That One Time Soulfly's Max Cavalera Pissed on a Star-Struck Fan, and Other Tales

Max Cavalera is a tough guy to pin down. Once he gets going, there really is no stopping the dreadlocked metal innovator from Brazil, no matter what the subject or the task at hand. This is both great about Cavalera and a challenge. He is driven, and his worldwide success with projects like Sepultura, Nailbomb, Soulfly, and many others is nothing short of legendary, and he accomplished it all without the two highest strings on his guitar.

During our 90-minute discussion, we covered many topics, but the most pressing of them all is his new memoir, My Bloody Roots (with co-writer Joe McIver), which is being released in the U.S. this week after being released earlier this year internationally. Max Cavalera has never been a stranger to crazy behavior or controversy, so it's no surprise to anyone his book comes with its own fair share of criticism.


What it does promise, more than anything, is a straight-from-the-gut representation of Cavalera's side of the story. Regardless of what his former Sepultura bandmates or any other possible detractor might say, after almost 30 years in the music business, Cavalera has stories. Good ones. We talked about the book, the pride he has in the accomplishments of his sons, and his current projects.

So why the book? Why now?

It felt like it was a good time. I'm reaching about 30 years of my career. 30 years of music. It's a story that I think is really cool. Coming from Brazil . . . and you know, achieving what you wanted, your dream. There is a lot really funny shit in it.

Pissing off Lemmy [Kilmeister of Motörhead]. Throwing wine on Lemmy's head. Lemmy chewing Gloria's [Cavalera, Max's wife and manager] ass, saying he wants to kick my ass. Puking on Eddie Vedder on a Ministry tour. Those are fucking amazing stories and you can't fabricate this shit. The time made it.

So it was a long process. I worked with a guy, Joe McIver, who is an English writer. He wrote a Randy Rhoads book, a Motörhead book, a Deep Purple book, and a Metallica unofficial biography, which they really loved. We did about 1,000 interviews trying to remember everything. It wasn't chronological. One day, we'd talk about my childhood or the split from Sepultura or the death of [Max Cavalera's stepson] Dana. That was a really hard time to talk to about. It tough to talk about that stuff. That was hard . . . Dark, really dark.

How did you get through those moments? You know, thinking, should I say this?

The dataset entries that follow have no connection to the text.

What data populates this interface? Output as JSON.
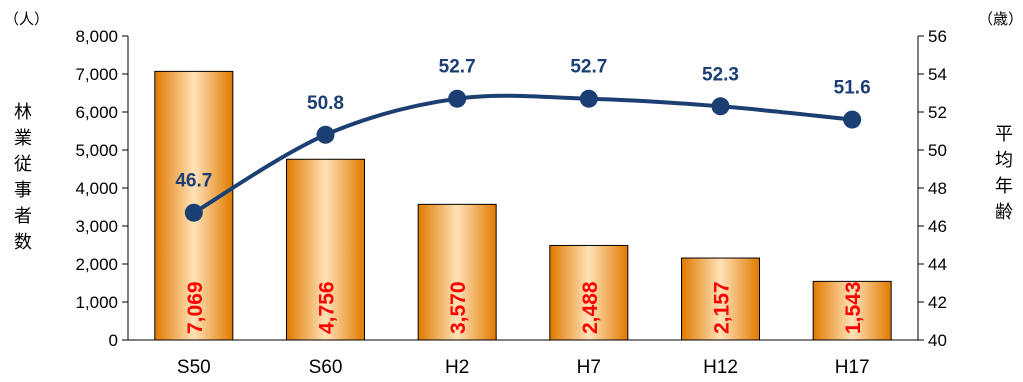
{
  "chart_data": {
    "type": "bar+line",
    "categories": [
      "S50",
      "S60",
      "H2",
      "H7",
      "H12",
      "H17"
    ],
    "series": [
      {
        "type": "bar",
        "axis": "left",
        "values": [
          7069,
          4756,
          3570,
          2488,
          2157,
          1543
        ],
        "value_labels": [
          "7,069",
          "4,756",
          "3,570",
          "2,488",
          "2,157",
          "1,543"
        ]
      },
      {
        "type": "line",
        "axis": "right",
        "values": [
          46.7,
          50.8,
          52.7,
          52.7,
          52.3,
          51.6
        ],
        "value_labels": [
          "46.7",
          "50.8",
          "52.7",
          "52.7",
          "52.3",
          "51.6"
        ]
      }
    ],
    "y_left": {
      "label_chars": [
        "林",
        "業",
        "従",
        "事",
        "者",
        "数"
      ],
      "unit": "（人）",
      "range": [
        0,
        8000
      ],
      "ticks": [
        0,
        1000,
        2000,
        3000,
        4000,
        5000,
        6000,
        7000,
        8000
      ],
      "tick_labels": [
        "0",
        "1,000",
        "2,000",
        "3,000",
        "4,000",
        "5,000",
        "6,000",
        "7,000",
        "8,000"
      ]
    },
    "y_right": {
      "label_chars": [
        "平",
        "均",
        "年",
        "齢"
      ],
      "unit": "（歳）",
      "range": [
        40,
        56
      ],
      "ticks": [
        40,
        42,
        44,
        46,
        48,
        50,
        52,
        54,
        56
      ],
      "tick_labels": [
        "40",
        "42",
        "44",
        "46",
        "48",
        "50",
        "52",
        "54",
        "56"
      ]
    },
    "grid": false,
    "legend": "none",
    "colors": {
      "bar_edge": "#e07a00",
      "bar_mid": "#ffe2b8",
      "bar_outline": "#000000",
      "bar_label": "#ff0000",
      "line": "#1b3f73",
      "line_label": "#1b3f73"
    }
  }
}
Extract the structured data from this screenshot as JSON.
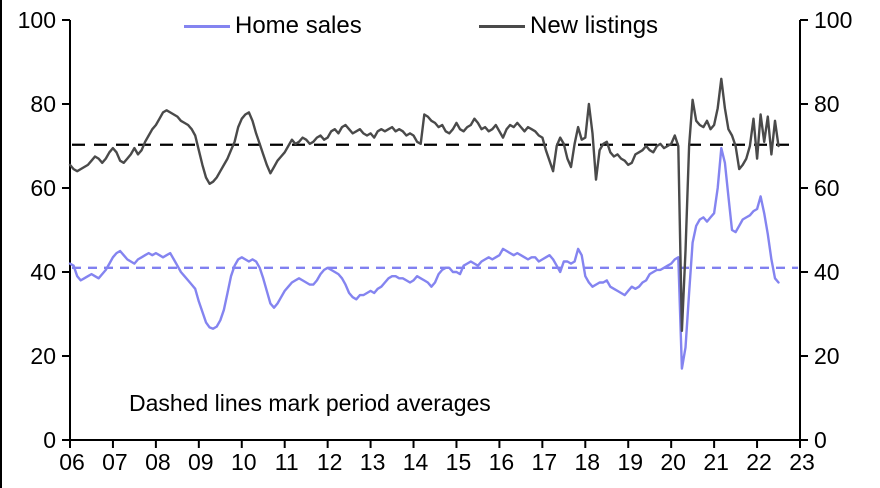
{
  "annotation": "Dashed lines mark period averages",
  "legend": {
    "home_sales": "Home sales",
    "new_listings": "New listings"
  },
  "colors": {
    "home_sales": "#8484f0",
    "new_listings": "#4a4a4a",
    "home_sales_average": "#8080f0",
    "new_listings_average": "#000000",
    "axis": "#000000"
  },
  "chart_data": {
    "type": "line",
    "title": "",
    "xlabel": "",
    "ylabel": "",
    "x_unit": "year (monthly data)",
    "x_start": 2006,
    "x_step": 0.0833333,
    "xlim": [
      2006,
      2023
    ],
    "ylim": [
      0,
      100
    ],
    "grid": false,
    "legend_position": "top",
    "dual_axis": true,
    "yticks": [
      0,
      20,
      40,
      60,
      80,
      100
    ],
    "xticks": [
      [
        2006,
        "06"
      ],
      [
        2007,
        "07"
      ],
      [
        2008,
        "08"
      ],
      [
        2009,
        "09"
      ],
      [
        2010,
        "10"
      ],
      [
        2011,
        "11"
      ],
      [
        2012,
        "12"
      ],
      [
        2013,
        "13"
      ],
      [
        2014,
        "14"
      ],
      [
        2015,
        "15"
      ],
      [
        2016,
        "16"
      ],
      [
        2017,
        "17"
      ],
      [
        2018,
        "18"
      ],
      [
        2019,
        "19"
      ],
      [
        2020,
        "20"
      ],
      [
        2021,
        "21"
      ],
      [
        2022,
        "22"
      ],
      [
        2023,
        "23"
      ]
    ],
    "annotation": "Dashed lines mark period averages",
    "series": [
      {
        "name": "Home sales",
        "color": "#8484f0",
        "line_width": 2.4,
        "period_average": 41,
        "average_color": "#8080f0",
        "average_dash": [
          9,
          7
        ],
        "values": [
          42,
          41.5,
          39,
          38,
          38.5,
          39,
          39.5,
          39,
          38.5,
          39.5,
          40.5,
          42,
          43.5,
          44.5,
          45,
          44,
          43,
          42.5,
          42,
          43,
          43.5,
          44,
          44.5,
          44,
          44.5,
          44,
          43.5,
          44,
          44.5,
          43,
          41.5,
          40,
          39,
          38,
          37,
          36,
          33,
          30.5,
          28,
          26.8,
          26.5,
          27,
          28.5,
          31,
          35,
          39,
          41.5,
          43,
          43.5,
          43,
          42.5,
          43,
          42.5,
          41,
          38.5,
          35.5,
          32.5,
          31.5,
          32.5,
          34,
          35.5,
          36.5,
          37.5,
          38,
          38.5,
          38,
          37.5,
          37,
          37,
          38,
          39.5,
          40.5,
          41,
          40.5,
          40,
          39.5,
          38.5,
          37,
          35,
          34,
          33.5,
          34.5,
          34.5,
          35,
          35.5,
          35,
          36,
          36.5,
          37.5,
          38.5,
          39,
          39,
          38.5,
          38.5,
          38,
          37.5,
          38,
          39,
          38.5,
          38,
          37.5,
          36.5,
          37.5,
          39.5,
          40.5,
          41,
          41,
          40,
          40,
          39.5,
          41.5,
          42,
          42.5,
          42,
          41.5,
          42.5,
          43,
          43.5,
          43,
          43.5,
          44,
          45.5,
          45,
          44.5,
          44,
          44.5,
          44,
          43.5,
          43,
          43.5,
          43.5,
          42.5,
          43,
          43.5,
          44,
          43,
          41.5,
          40,
          42.5,
          42.5,
          42,
          42.5,
          45.5,
          44,
          39,
          37.5,
          36.5,
          37,
          37.5,
          37.5,
          38,
          36.5,
          36,
          35.5,
          35,
          34.5,
          35.5,
          36.5,
          36,
          36.5,
          37.5,
          38,
          39.5,
          40,
          40.5,
          40.5,
          41,
          41.5,
          42,
          43,
          43.5,
          17,
          22,
          35,
          47,
          51,
          52.5,
          53,
          52,
          53,
          54,
          60,
          69.5,
          66,
          58,
          50,
          49.5,
          51,
          52.5,
          53,
          53.5,
          54.5,
          55,
          58,
          54,
          49,
          43,
          38.5,
          37.5
        ]
      },
      {
        "name": "New listings",
        "color": "#4a4a4a",
        "line_width": 2.4,
        "period_average": 70.3,
        "average_color": "#000000",
        "average_dash": [
          13,
          9
        ],
        "values": [
          65.5,
          64.5,
          64,
          64.5,
          65,
          65.5,
          66.5,
          67.5,
          67,
          66,
          67,
          68.5,
          69.5,
          68.5,
          66.5,
          66,
          67,
          68,
          69.5,
          68,
          69,
          71,
          72.5,
          74,
          75,
          76.5,
          78,
          78.5,
          78,
          77.5,
          77,
          76,
          75.5,
          75,
          74,
          72.5,
          69,
          65.5,
          62.5,
          61,
          61.5,
          62.5,
          64,
          65.5,
          67,
          69,
          71,
          74.5,
          76.5,
          77.5,
          78,
          76,
          73,
          70.5,
          68,
          65.5,
          63.5,
          65,
          66.5,
          67.5,
          68.5,
          70,
          71.5,
          70.5,
          71,
          72,
          71.5,
          70.5,
          71,
          72,
          72.5,
          71.5,
          72,
          73.5,
          74,
          73,
          74.5,
          75,
          74,
          73,
          73.5,
          74,
          73,
          72.5,
          73,
          72,
          73.5,
          74,
          73.5,
          74,
          74.5,
          73.5,
          74,
          73.5,
          72.5,
          73,
          72.5,
          71,
          70.5,
          77.5,
          77,
          76,
          75.5,
          74.5,
          75,
          73.5,
          73,
          74,
          75.5,
          74,
          73.5,
          74.5,
          75,
          76.5,
          75.5,
          74,
          74.5,
          73.5,
          74,
          75,
          73.5,
          72,
          74,
          75,
          74.5,
          75.5,
          74.5,
          73.5,
          74.5,
          74,
          73.5,
          72.5,
          72,
          69,
          66.5,
          64,
          70,
          72,
          70.5,
          67,
          65,
          70.5,
          74.5,
          71.5,
          72,
          80,
          73,
          62,
          69,
          70.5,
          71,
          68.5,
          67.5,
          68,
          67,
          66.5,
          65.5,
          66,
          68,
          68.5,
          69,
          70,
          69,
          68.5,
          70,
          70.5,
          69.5,
          70,
          70.5,
          72.5,
          70,
          26,
          45,
          70,
          81,
          76,
          75,
          74.5,
          76,
          74,
          75,
          79,
          86,
          79,
          74,
          72.5,
          70,
          64.5,
          65.5,
          67,
          70,
          76.5,
          67,
          77.5,
          71,
          77,
          68,
          76,
          70
        ]
      }
    ]
  }
}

I pissed off a lot of people. I called [brother Igor Cavalera's ex-wife] a whore. Paulo Jr. [Sepultura bassist] didn't play on a lot of records. It was the truth. A lot of people didn't know that. I didn't want to hold nothing back. I was truthful. Even my shit with drugs and alcohol. I abused the shit out of it. I don't know how I survived it. I was taking, like, 25 Vicodin a day and drinking two bottles of wine on top of it. People need to know this shit.

I've been clean, like, eight years now.

Early days of Sepultura . . . me hopping around like a Tasmanian devil on stage and that was usually after, like, six shots of vodka and some painkillers, but I wasn't fucked up. It was fuel for the show.

I am human, you know, and vulnerable like anybody else. I fight demons like everybody else. It was hard to let things go. I like drinking. I like getting fucked up. I would never have puked on Eddie Vedder, but I did because I was fucked up. Same with Lemmy. I would never have thrown wine on his head, but I was fucked up. I would never have done it now -- not in this state of mind -- but I wouldn't have it any other way.

I wanted Sepultura to play "Orgasmatron," but Lemmy wouldn't let us, so I got pissed off and the last night of [that] tour we all went on stage during Motorhead's last song naked [laughs] with socks on our cocks and ruined their night. Lemmy got super-pissed and yelled at Gloria. He told her that we were never going to make it in rock 'n' roll and that we were unprofessional and all that shit. We've laughed about it since then, and I think we gained their respect, in a way.